J’accuse

La fermeture des trois banques islandaises en 2008 a occasionné un réveil brutal pour les Islandais. Les illusions ont été révélées, la vérité grimaçante fixait les insulaires de ses orbites creuses, et une nouvelle réalité s’est progressivement installée, un peu comme dans un roman de Philip K. Dick. Aujourd’hui, tout reste à faire.

j'accuse

Ó. R. Grímsson

On nous dit bien que le pays enregistre une légère amélioration; il reste pourtant hermétiquement fermé : aucun investissement étranger, une couronne islandaise au cours variable qui fluctue au gré des comptes en banques des malfrats, et un gouvernement inepte qui n’a été élu que parce que la nouvelle constitution a été rejetée. Si elle avait vu le jour, la voix de l’électeur de province aurait pesé autant que celle de son compatriote citadin. Cette inégalité des voix a permis à d’obscurs vendeurs de hot-dogs et autres lumières du Parti dit « progressiste » de devenir ministres. Et la présence persistante d’un président mégalomane n’arrange rien. Ólafur Ragnar Grímsson n’a pas demandé au parti vainqueur de former un gouvernement comme le veut la Constitution, il a confié cette tâche à un certain Sigmundur Davíð Gunnlaugsson qui a promis des versements mirobolants à chaque famille lors de la campagne électorale. Jusqu’alors, sire Sigmundur Davíð était très favorable aux référendums pour toutes les grandes questions. Retournement de veste polaire ?

j'accuse

S. D. Gunnlaugsson

On nous dit bien que le chômage a fondu comme neige au soleil de minuit. Qu’il a presque retrouvé son faible niveau d’avant la crise. On omet simplement de préciser que les Islandais cumulent les emplois et les heures de travail pour maintenir un pouvoir d’achat dérisoire et payer des dettes accrues par la chute des banques. Le salarié moyen est immobilisé par sa dette, paralysé par son poids.

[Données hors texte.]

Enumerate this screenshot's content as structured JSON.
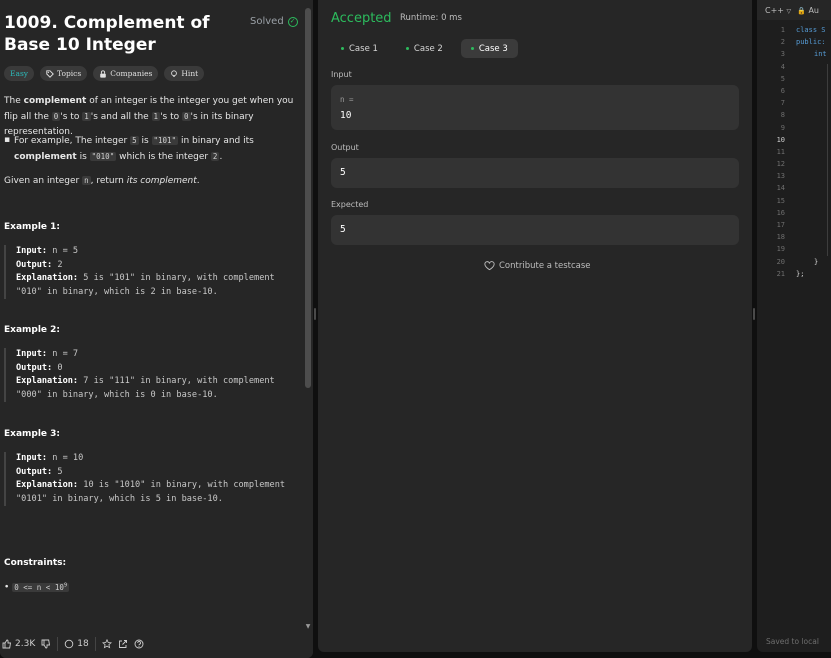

On nous dit bien qu’il y a encore des usines d’aluminium à construire, et que d’alléchantes fabriques d’engrais chimique seront érigées pour que la jeunesse reste au pays. En attendant, ceux qui ont fait des études devront aller voir ailleurs.

On nous dit bien que cette hideuse hydre nommée Union européenne a été écartée au dernier moment, d’un coup tranchant porté par les ministres contrefaits des partis corrompus.
Qu’elle semble pourtant belle aujourd’hui cette hydre à plusieurs têtes et aux états-membres variés, à côté de la méduse islandaise mortifère, fantôme tenace d’un auto-colonialisme fait maison, qui flirte avec Poutine et rampe devant la Chine.
Une méduse qui se fait passer pour un lagopède des neiges. Oublié, le rapport accablant sur la corruption en Islande, rédigé sous l’égide d’Eva Joly. Les membres du Parlement avaient pourtant à l’unanimité promis d’agir en conséquence pour en finir avec la corruption.

Alors j’accuse !

J’accuse la clique des margoulins d’avoir suivi la recette des gangsters pour mettre l’état islandais sur la paille et se remplir les poches, les comptes au Qatar et aux îles Caïman.
J’accuse la clique des margoulins d’avoir vendu la nature inestimable du pays aux multinationales aveugles, au détriment de tout le monde.
J’accuse la clique des margoulins d’avoir semé la discorde et la méfiance parmi les Islandais. Un vrai barrage de Kárahnjúkar.
J’accuse la clique des margoulins d’avoir éliminé l’option de la démocratie dans le pays.
J’accuse la clique des margoulins de continuer à saigner leurs concitoyens à blanc et de préparer une nouvelle chute des banques pour se faire encore plus de millions.

Ce voyage aveugle vers le passé, je n’en veux plus. Tous ces parcours à reculons, je n’en veux plus. Cette glorification de la guerre froide, je n’en veux plus.

Les Islandais ont repris les manifestations devant le Parlement. Cette fois, ils sont munis de bananes, dans le froid et la neige. Il y a quelques jours, le merveilleux poète Sigurður Pálsson, que beaucoup de Français connaissent et apprécient, a tenu un discours lors de l’une de ces manifestations. Il y évoquait notamment une phrase de Gertrude Stein : A rose is a rose is a rose. Sigurður en a conclu qu’une promesse est une promesse est une promesse, et qu’une trahison est une trahison est une trahison. Oui, nos ministres sont des traîtres.

Ministres mal élus, tenez au moins une de vos promesses ! Laissez-nous voter ! Accordez-nous ce référendum concernant la reprise des négociations avec l’UE ! Permettez-nous de choisir l’avenir que nous voulons ! Et nous n’en parlerons plus. Plus jamais.